While residing for a short time in Paris in 1849, we were one day conducted by a friend to a large house, with an air of faded grandeur, in the eastern faubourgs, which had belonged to an aged republican, recently deceased. He wished me to examine a literary curiosity, which was to be seen among other relics of the great Revolution. The curiosity in question was the proclamation, in the handwriting of Robespierre, to which he was in the act of inscribing his signature, when assaulted and made prisoner in the Hôtel de Ville. It was a small piece of paper, contained in a glass-frame; and, at this distance of time, could not fail to excite an interest in visitors. The few lines of writing, commencing with the stirring words: 'Courage, mes compatriotes!' ended with only a part of the subscription. The letters,Robes, were all that were appended, and were followed by a blur of the pen; while the lower part of the paper shewed certain discolorations, as if made by drops of blood. And so this was the last surviving token of the notorious Robespierre! It is somewhat curious, that no historian seems to be aware of its existence.

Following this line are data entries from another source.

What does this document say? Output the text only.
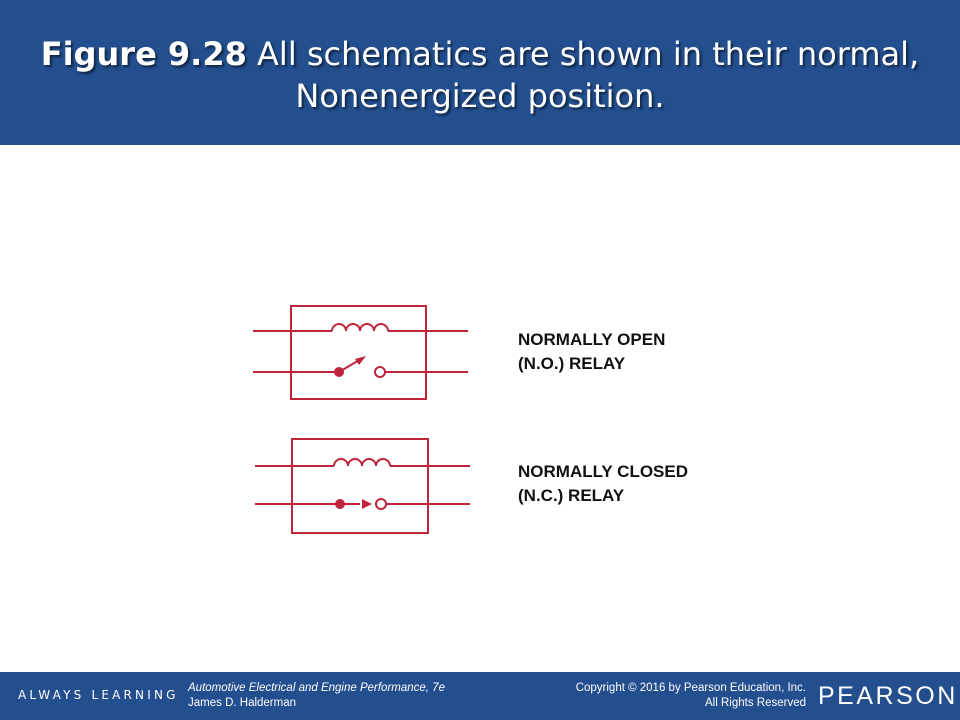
Figure 9.28 All schematics are shown in their normal, Nonenergized position.
NORMALLY OPEN
(N.O.) RELAY
NORMALLY CLOSED
(N.C.) RELAY
ALWAYS LEARNING Automotive Electrical and Engine Performance, 7e
James D. Halderman
Copyright © 2016 by Pearson Education, Inc.
All Rights Reserved PEARSON
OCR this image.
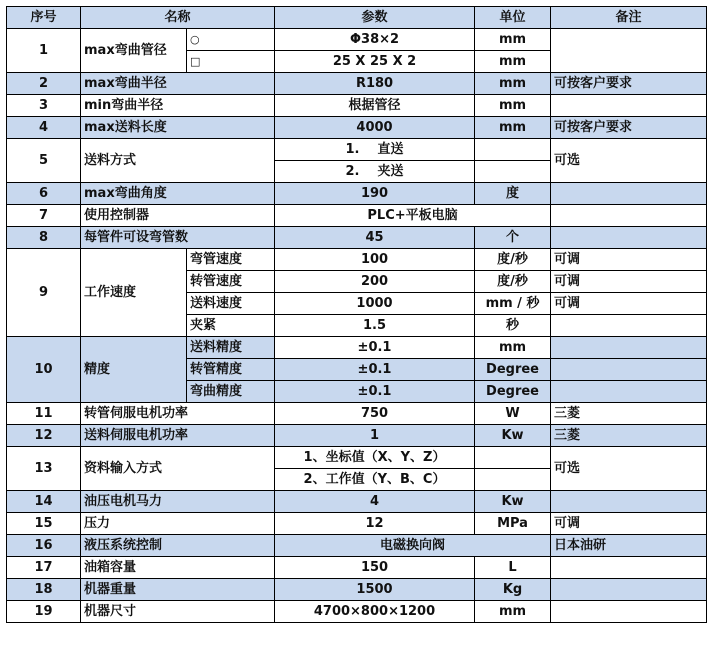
序号	名称		参数	单位	备注
1	max弯曲管径	○	Φ38×2	mm	
		□	25 X 25 X 2	mm	
2	max弯曲半径		R180	mm	可按客户要求
3	min弯曲半径		根据管径	mm	
4	max送料长度		4000	mm	可按客户要求
5	送料方式		1.    直送		可选
			2.    夹送		
6	max弯曲角度		190	度	
7	使用控制器		PLC+平板电脑		
8	每管件可设弯管数		45	个	
9	工作速度	弯管速度	100	度/秒	可调
		转管速度	200	度/秒	可调
		送料速度	1000	mm / 秒	可调
		夹紧	1.5	秒	
10	精度	送料精度	±0.1	mm	
		转管精度	±0.1	Degree	
		弯曲精度	±0.1	Degree	
11	转管伺服电机功率		750	W	三菱
12	送料伺服电机功率		1	Kw	三菱
13	资料输入方式		1、坐标值（X、Y、Z）		可选
			2、工作值（Y、B、C）		
14	油压电机马力		4	Kw	
15	压力		12	MPa	可调
16	液压系统控制		电磁换向阀		日本油研
17	油箱容量		150	L	
18	机器重量		1500	Kg	
19	机器尺寸		4700×800×1200	mm	
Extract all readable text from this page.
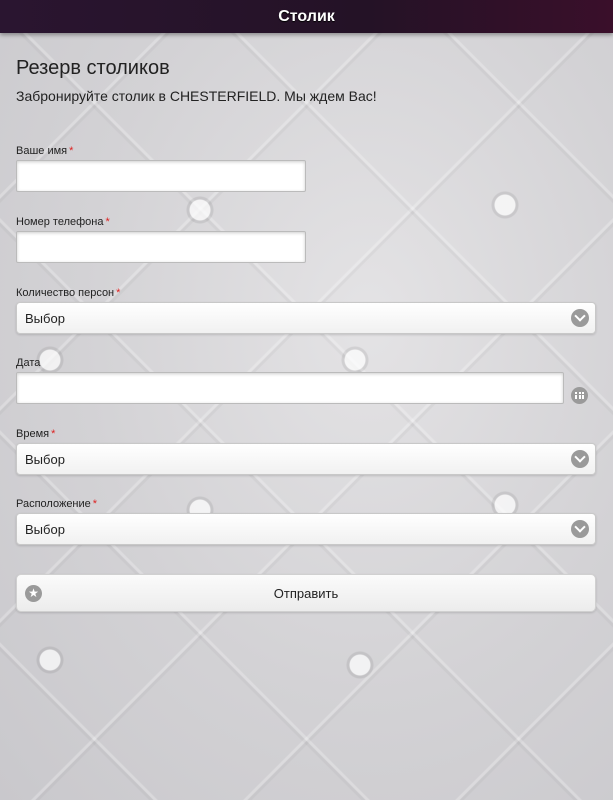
Столик
Резерв столиков

Забронируйте столик в CHESTERFIELD. Мы ждем Вас!

Ваше имя *
Номер телефона *
Количество персон *
Выбор
Дата
Время *
Выбор
Расположение *
Выбор
★	Отправить
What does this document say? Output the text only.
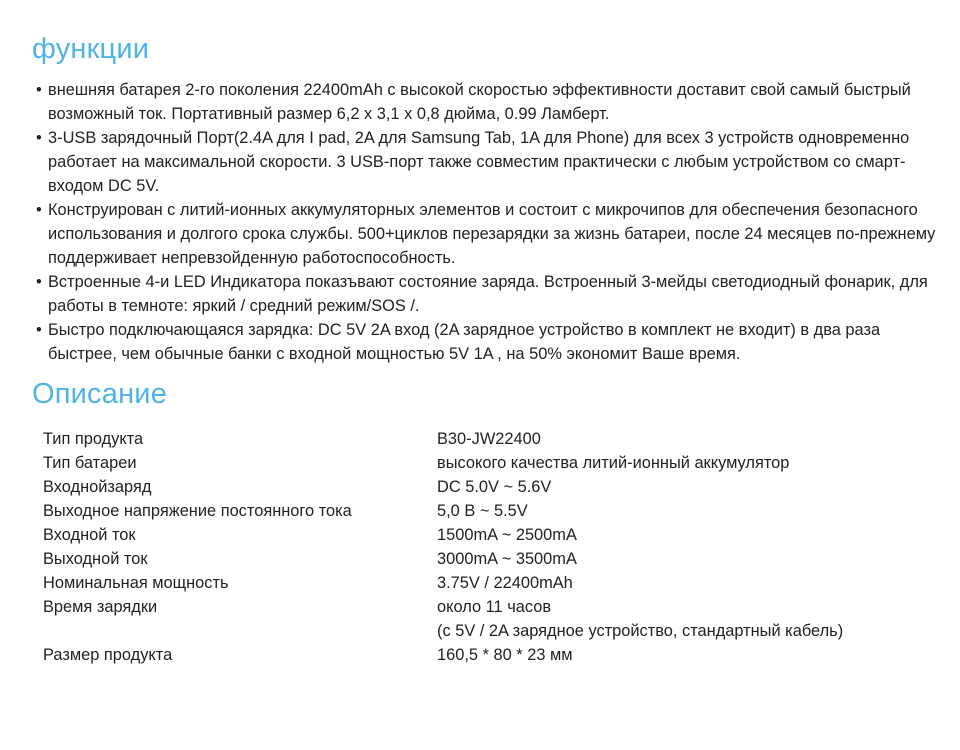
функции
• внешняя батарея 2-го поколения 22400mAh с высокой скоростью эффективности доставит свой самый быстрый возможный ток. Портативный размер 6,2 x 3,1 x 0,8 дюйма, 0.99 Ламберт.
• 3-USB зарядочный Порт(2.4A для I pad, 2A для Samsung Tab, 1A для Phone) для всех 3 устройств одновременно работает на максимальной скорости. 3 USB-порт также совместим практически с любым устройством со смарт-входом DC 5V.
• Конструирован с литий-ионных аккумуляторных элементов и состоит с микрочипов для обеспечения безопасного использования и долгого срока службы. 500+циклов перезарядки за жизнь батареи, после 24 месяцев по-прежнему поддерживает непревзойденную работоспособность.
• Встроенные 4-и LED Индикатора показъвают состояние заряда. Встроенный 3-мейды светодиодный фонарик, для работы в темноте: яркий / средний режим/SOS /.
• Быстро подключающаяся зарядка: DC 5V 2A вход (2A зарядное устройство в комплект не входит) в два раза быстрее, чем обычные банки с входной мощностью 5V 1A , на 50% экономит Ваше время.
Описание
Тип продукта	B30-JW22400
Тип батареи	высокого качества литий-ионный аккумулятор
Входнойзаряд	DC 5.0V ~ 5.6V
Выходное напряжение постоянного тока	5,0 В ~ 5.5V
Входной ток	1500mA ~ 2500mA
Выходной ток	3000mA ~ 3500mA
Номинальная мощность	3.75V / 22400mAh
Время зарядки	около 11 часов
(с 5V / 2A зарядное устройство, стандартный кабель)
Размер продукта	160,5 * 80 * 23 мм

Stretched on a table in one of the anterooms of the Convention; his head leaning against a chair; his fractured jaw supported by a handkerchief passed round the top of his head; a glass with vinegar and a sponge at his side to moisten his feverish lips; speechless and almost motionless, yet conscious! —there lay Robespierre—the clerks, who, a few days ago, had cringed before him, now amusing themselves by pricking him with their penknives, and coarsely jesting over his fall. Great crowds, likewise, flocked to see him while in this undignified posture, and he was overwhelmed with the vilest expressions of hatred and abuse. The mental agony which he must have experienced during this humiliating exhibition, could scarcely fail to be increased on hearing himself made the object of unsparing and boisterous declamations from the adjoining tribune.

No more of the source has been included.